The first question anyone should ask when it comes to whether the Democrats can keep their 50-vote caucus together in the Senate is this: Whither Joe Manchin? Down $991 million, that’s where the West Virginia senator is, since that’s what the Democrats’ formula would cost his state.
Also, while newly minted Democratic Georgia Sens. Jon Ossoff and Raphael Warnock might not be swing votes, neither is likely to be happy that their state just lost $1.5 billion in the deal. Warnock, in particular, has to go home next year to run again for a full term. Given that their victories are the only reason the Democrats can even talk about passing the relief bill in anything resembling its current form, Ossoff and Warnock might have something to say about this as well.

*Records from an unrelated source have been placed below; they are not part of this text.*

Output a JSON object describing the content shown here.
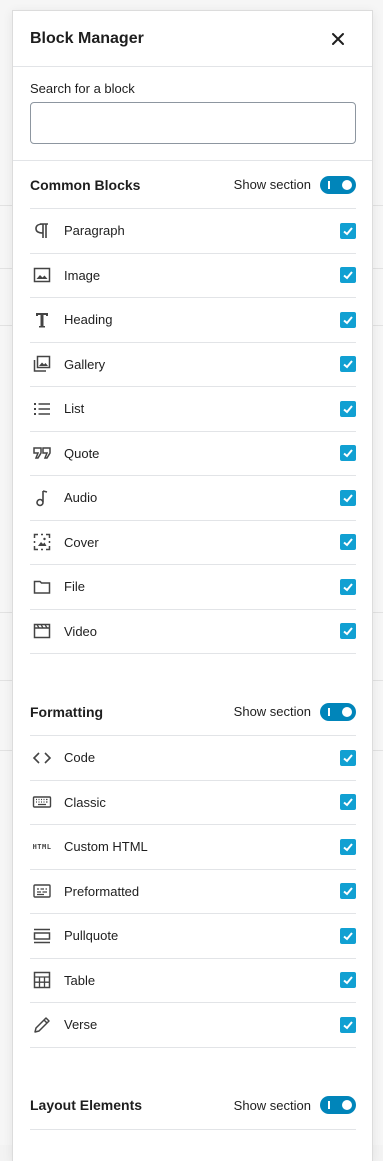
{
  "modal": {
    "title": "Block Manager",
    "close_icon": "close-icon"
  },
  "search": {
    "label": "Search for a block",
    "value": "",
    "placeholder": ""
  },
  "sections": [
    {
      "title": "Common Blocks",
      "toggle_label": "Show section",
      "toggle_on": true,
      "items": [
        {
          "label": "Paragraph",
          "icon": "paragraph-icon",
          "checked": true
        },
        {
          "label": "Image",
          "icon": "image-icon",
          "checked": true
        },
        {
          "label": "Heading",
          "icon": "heading-icon",
          "checked": true
        },
        {
          "label": "Gallery",
          "icon": "gallery-icon",
          "checked": true
        },
        {
          "label": "List",
          "icon": "list-icon",
          "checked": true
        },
        {
          "label": "Quote",
          "icon": "quote-icon",
          "checked": true
        },
        {
          "label": "Audio",
          "icon": "audio-icon",
          "checked": true
        },
        {
          "label": "Cover",
          "icon": "cover-icon",
          "checked": true
        },
        {
          "label": "File",
          "icon": "file-icon",
          "checked": true
        },
        {
          "label": "Video",
          "icon": "video-icon",
          "checked": true
        }
      ]
    },
    {
      "title": "Formatting",
      "toggle_label": "Show section",
      "toggle_on": true,
      "items": [
        {
          "label": "Code",
          "icon": "code-icon",
          "checked": true
        },
        {
          "label": "Classic",
          "icon": "keyboard-icon",
          "checked": true
        },
        {
          "label": "Custom HTML",
          "icon": "html-icon",
          "checked": true
        },
        {
          "label": "Preformatted",
          "icon": "preformatted-icon",
          "checked": true
        },
        {
          "label": "Pullquote",
          "icon": "pullquote-icon",
          "checked": true
        },
        {
          "label": "Table",
          "icon": "table-icon",
          "checked": true
        },
        {
          "label": "Verse",
          "icon": "pencil-icon",
          "checked": true
        }
      ]
    },
    {
      "title": "Layout Elements",
      "toggle_label": "Show section",
      "toggle_on": true,
      "items": []
    }
  ],
  "icons": {
    "html_text": "HTML"
  },
  "colors": {
    "accent": "#0085ba",
    "checkbox": "#11a0d2"
  }
}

This isn’t the only problem with the bailout portion of the bill, which doles out plenty of money to blue cities — including some of the toniest in the nation.
“The largest cities received huge allocations of aid. For example, New York City received $4.3 billion, which is more money than 25 state governments. Chicago, with their bonds at junk status, was allocated $1.98 billion, an amount more than 12 state governments,” Forbes reported.
“Democrats apparently don’t believe anyone will object to giving big bailouts to prosperous towns. Beverly Hills, CA, will receive $6.3 million while the Hamptons, NY, will get $8.6 million. They’re followed by Key West, FL ($10.1 million); Greenwich, CT ($21 million); Oyster Bay, NY ($32.7 million); and Cambridge, MA ($65 million).”
Most importantly, however, the change that Pelosi and the House Democrats made to how the disbursement is calculated demonstrated this was never about passing a bill for COVID-19 relief. This was a Democrat blue-state Amazon Wishlist. All of this had been sitting in the Democrats’ shopping cart for years, only they didn’t have the means to pay for it.
Now, unfortunately, they’ve been handed our credit card — and Nancy Pelosi and her Democrats are going to try and pass as much of this under the aegis of coronavirus relief as they can get away with.
Call it reprehensible. Call it spendthrift. Just don’t call it the work of a doddering, ineffectual speaker of the House.